La Demoiselle, la seule péniche à ne pas être réintégrée sur la Bassin de la Villette. Pourquoi?

Nous relayons ici la pétition de la péniche Demoiselle, dont les insoumis du 19ème avaient appuyé le combat en septembre dernier (cf le dossier écrit à l’époque)

 

2 avr. 2018 — Après 10 mois de bataille, la Demoiselle est toujours en danger d’expulsion, la seule péniche qui n’a pas été réintégrée sur le Bassin de la Villette, pourquoi? On ne comprend pas. Un résumé de la situation s’impose :
En mars 2017, la Mairie de Paris reprend la totalité des emplacements des péniches culturelles et nous demande de postuler à un appel à candidature au même titre que de nouveaux projets.
Le 7 Juillet 2017, la réponse de la Mairie tombe comme un couperet : Anako, Cinéma et Demoiselle ne sont pas retenues et sont condamnées à partir le 2 janvier 2018, sans aucune autre proposition d’emplacement.
Après 10 mois de bataille médiatique, Carrefour retire son projet d’épicerie fine (!) et la Mairie ouvre un nouvel emplacement (!). Un 2ème appel à candidature remet en jeu ces 2 emplacements.
Les résultats tombent le 10 janvier 2018. La péniche Demoiselle, la plus discrète et la moins offensive médiatiquement, est définitivement écartée de la course… Nous sommes encore une fois priés de quitter les lieux sans aucune proposition d’emplacement.

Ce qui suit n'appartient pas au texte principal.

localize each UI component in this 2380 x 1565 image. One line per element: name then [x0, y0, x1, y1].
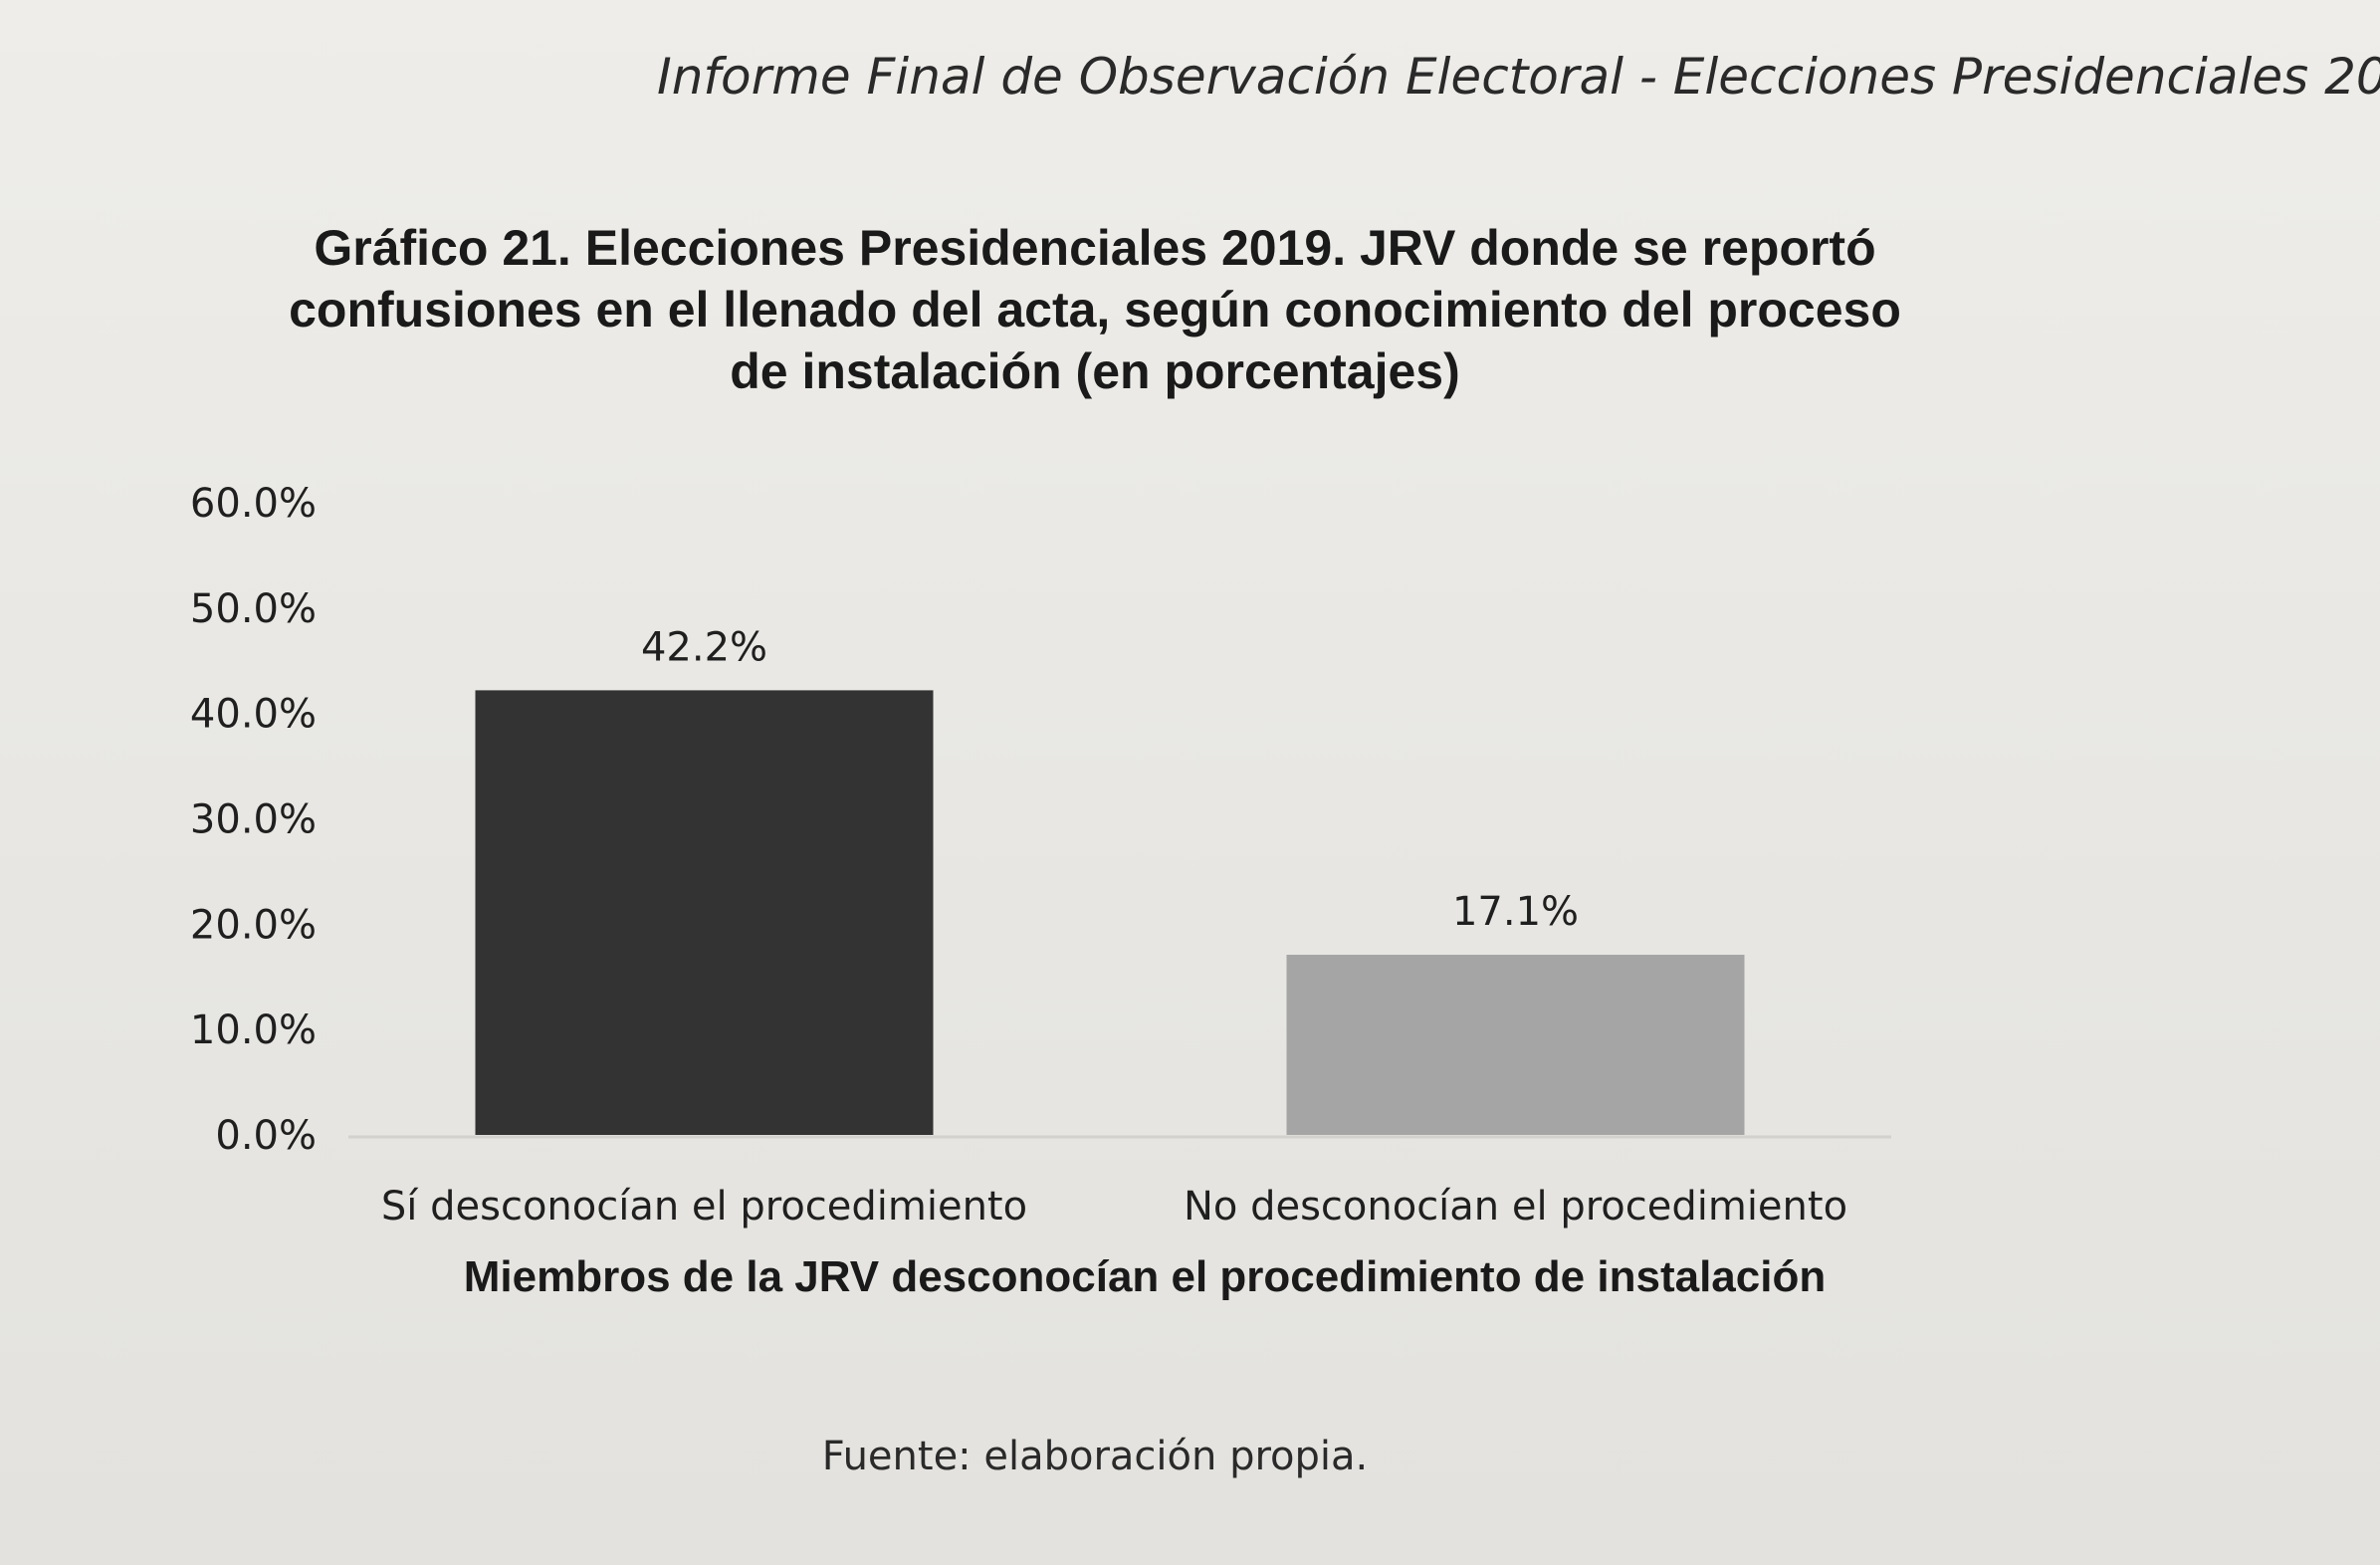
y-tick-label: 60.0% [190, 481, 317, 527]
y-axis-ticks: 0.0% 10.0% 20.0% 30.0% 40.0% 50.0% 60.0% [190, 481, 317, 1159]
bars [475, 690, 1745, 1135]
chart-title-line-2: confusiones en el llenado del acta, segú… [289, 282, 1901, 337]
y-tick-label: 0.0% [215, 1113, 317, 1159]
bar-2 [1286, 955, 1745, 1135]
category-labels: Sí desconocían el procedimiento No descon… [381, 1184, 1847, 1230]
chart-title-line-1: Gráfico 21. Elecciones Presidenciales 20… [314, 220, 1876, 276]
category-label-1: Sí desconocían el procedimiento [381, 1184, 1027, 1230]
y-tick-label: 40.0% [190, 692, 317, 738]
data-label-1: 42.2% [641, 624, 767, 670]
running-header: Informe Final de Observación Electoral -… [657, 48, 2380, 106]
y-tick-label: 30.0% [190, 797, 317, 843]
y-tick-label: 50.0% [190, 586, 317, 632]
chart-title-line-3: de instalación (en porcentajes) [730, 343, 1460, 399]
bar-1 [475, 690, 934, 1135]
category-label-2: No desconocían el procedimiento [1184, 1184, 1847, 1230]
x-axis-title: Miembros de la JRV desconocían el proced… [464, 1252, 1826, 1301]
chart-title: Gráfico 21. Elecciones Presidenciales 20… [239, 217, 1951, 402]
y-tick-label: 20.0% [190, 902, 317, 948]
y-tick-label: 10.0% [190, 1007, 317, 1053]
source-note: Fuente: elaboración propia. [821, 1434, 1369, 1479]
data-label-2: 17.1% [1452, 889, 1579, 935]
data-labels: 42.2% 17.1% [641, 624, 1579, 935]
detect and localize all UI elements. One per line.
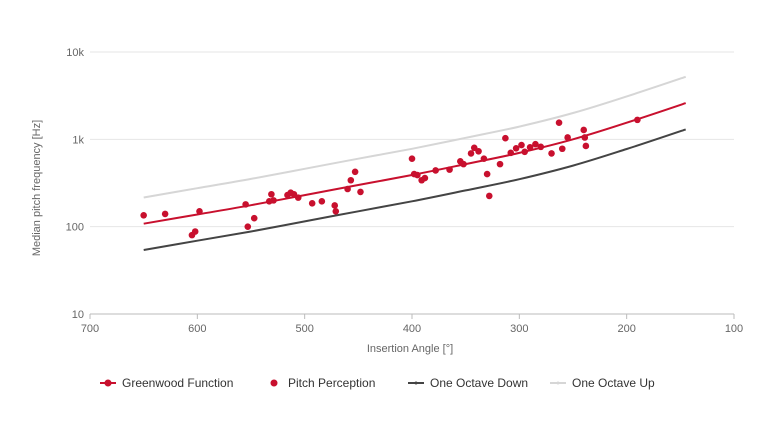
legend-item-one-octave-up[interactable]: One Octave Up xyxy=(550,376,655,390)
y-tick-label: 100 xyxy=(66,222,84,234)
legend-item-greenwood-function[interactable]: Greenwood Function xyxy=(100,376,233,390)
data-point xyxy=(140,211,147,219)
legend-symbol-marker xyxy=(104,379,112,387)
data-point xyxy=(347,176,355,184)
data-point xyxy=(344,185,351,193)
data-point xyxy=(521,148,528,156)
data-point xyxy=(496,160,504,168)
data-point xyxy=(244,223,252,230)
y-tick-label: 1k xyxy=(72,134,84,146)
legend-symbol-marker xyxy=(414,381,418,385)
data-point xyxy=(532,140,539,148)
series-line xyxy=(143,102,687,225)
series-greenwood-function xyxy=(143,102,687,225)
series-line xyxy=(143,128,687,251)
x-tick-label: 300 xyxy=(510,323,528,335)
y-axis-title: Median pitch frequency [Hz] xyxy=(31,120,43,256)
x-axis-title: Insertion Angle [°] xyxy=(367,343,453,355)
data-point xyxy=(634,116,641,124)
data-point xyxy=(582,142,590,150)
y-tick-label: 10 xyxy=(72,309,84,321)
data-point xyxy=(351,168,359,176)
legend-label: Greenwood Function xyxy=(122,376,233,390)
x-tick-label: 200 xyxy=(617,323,635,335)
data-point xyxy=(480,155,488,163)
data-point xyxy=(331,202,339,209)
data-point xyxy=(512,144,520,152)
x-tick-label: 100 xyxy=(725,323,743,335)
data-point xyxy=(414,171,421,179)
data-point xyxy=(294,194,302,201)
data-point xyxy=(242,201,249,208)
data-point xyxy=(191,228,199,235)
data-point xyxy=(196,207,203,215)
data-point xyxy=(408,155,416,163)
series-one-octave-down xyxy=(143,128,687,251)
legend: Greenwood Function Pitch Perception One Oc… xyxy=(100,376,655,390)
legend-label: Pitch Perception xyxy=(288,376,375,390)
series-line xyxy=(143,75,687,199)
data-point xyxy=(580,126,588,134)
data-point xyxy=(460,160,467,168)
data-point xyxy=(483,170,491,178)
data-point xyxy=(475,147,482,155)
series-pitch-perception xyxy=(140,116,641,239)
data-point xyxy=(467,150,475,157)
data-point xyxy=(564,134,571,141)
data-point xyxy=(555,119,563,127)
legend-symbol-marker xyxy=(270,379,278,387)
data-point xyxy=(558,145,566,153)
x-tick-label: 500 xyxy=(295,323,313,335)
x-axis: 700 600 500 400 300 200 100 xyxy=(81,314,743,335)
data-point xyxy=(421,174,429,182)
y-tick-label: 10k xyxy=(66,47,84,59)
data-point xyxy=(270,197,277,204)
legend-symbol-marker xyxy=(556,381,560,385)
data-point xyxy=(332,207,340,215)
data-point xyxy=(432,167,439,174)
y-axis: 10 100 1k 10k xyxy=(66,47,85,321)
data-point xyxy=(318,198,326,205)
data-point xyxy=(485,192,493,200)
data-point xyxy=(518,141,525,149)
data-point xyxy=(548,150,555,157)
data-point xyxy=(268,190,275,198)
data-point xyxy=(581,134,589,141)
x-tick-label: 600 xyxy=(188,323,206,335)
x-tick-label: 400 xyxy=(403,323,421,335)
legend-label: One Octave Up xyxy=(572,376,655,390)
data-point xyxy=(502,134,509,142)
data-point xyxy=(507,149,515,157)
data-point xyxy=(250,214,258,222)
grid xyxy=(90,51,734,315)
data-point xyxy=(526,144,534,151)
data-point xyxy=(308,200,316,207)
x-tick-label: 700 xyxy=(81,323,99,335)
data-point xyxy=(357,188,364,196)
data-point xyxy=(161,210,169,218)
legend-item-one-octave-down[interactable]: One Octave Down xyxy=(408,376,528,390)
series-layer xyxy=(140,75,687,251)
data-point xyxy=(537,143,545,151)
legend-label: One Octave Down xyxy=(430,376,528,390)
series-one-octave-up xyxy=(143,75,687,199)
legend-item-pitch-perception[interactable]: Pitch Perception xyxy=(270,376,376,390)
data-point xyxy=(446,166,453,173)
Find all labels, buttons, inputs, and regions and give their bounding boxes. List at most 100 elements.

C’est tout simplement inacceptable !

Mettre en concurrence 3 péniches expulsées pour 2 emplacements… C’est « diviser pour mieux régner ». Alors que nous sommes unis et liés par le même combat… Alors qu’il reste sur le Bassin de la Villette et le Bassin élargit encore 5 à 7 emplacements disponibles.
… Et alors même que les projets accueillis ne concordent pas avec la vie culturelle du Nord-Est parisien et du 19ème, qui sont encore des quartiers au cœur de la diversité. En effet ! Il ne suffit pas de mettre en concurrence des projets qui n’existent pas… et de les parachuter sur un quartier existant… pour prétendre construire ensemble une animation avec les habitants.
C’est que le critère lucratif est privilégié au détriment d’une vraie qualité de projet, d’une vraie diversité culturelle et d’un vrai lien avec le quartier !
Parmi les nouveaux projets figure la péniche « Lili Bouh », un projet de M. Barillet, patron de la Bellevilloise qui dirige déjà 18 entreprises dans Paris… et qui propose un concept parfaitement similaire au nôtre de… « Péniche de Bals » ! La leçon est claire, nous ne bénéficions pas des mêmes garanties financières, ni de son chiffre d’affaires.
Eh oui ! Dans les nouvelles conventions d’amarrages, les péniches doivent payer un loyer mensuel fixe comme jusqu’alors, …augmenté de 4,5% du chiffre d’affaires si celui-ci dépasse 500 000 €.
En bref : Virer une association culturelle au profit d’une société ouvrant des lieux culturels à tour de bras dans le tout Paris est inqualifiable… et montre que ce genre d’appel d’offres profite surtout aux grosses structures qui ont les moyens d’y répondre.
Depuis le départ, les conditions et modes d’évaluation des dossiers du 1er appel à candidatures sont douteuses. Nous avons fait appel de cette décision par voix juridique et déposé un recours au Tribunal à l’encontre du 1er appel à candidature.
Nous sommes déterminés à rester ! Nous irons jusqu’au bout pour obtenir gain de cause et être réintégrés au même titre que les 2 autres péniches sauvées du naufrage !

Nous organisons un grand rassemblement aux côtés des artistes, des associations partenaires et des personnes politiques qui soutiennent notre projet. Une journée de mobilisation et de portes ouvertes à tous, réunissant nombre d’animations, d’ateliers, de concerts et de performances d’artistes, tous venus mettre leur talent au service de notre cause.
Rendez vous le 19 avril 2018 à partir de 16h30 à bord de la péniche Demoiselle, 57 quai de la Seine, 75019 Paris. Métro : Riquet
Une grande mobilisation pour la péniche Demoiselle et pour toutes les petites structures et associations porteuses de diversité culturelle du 19ème.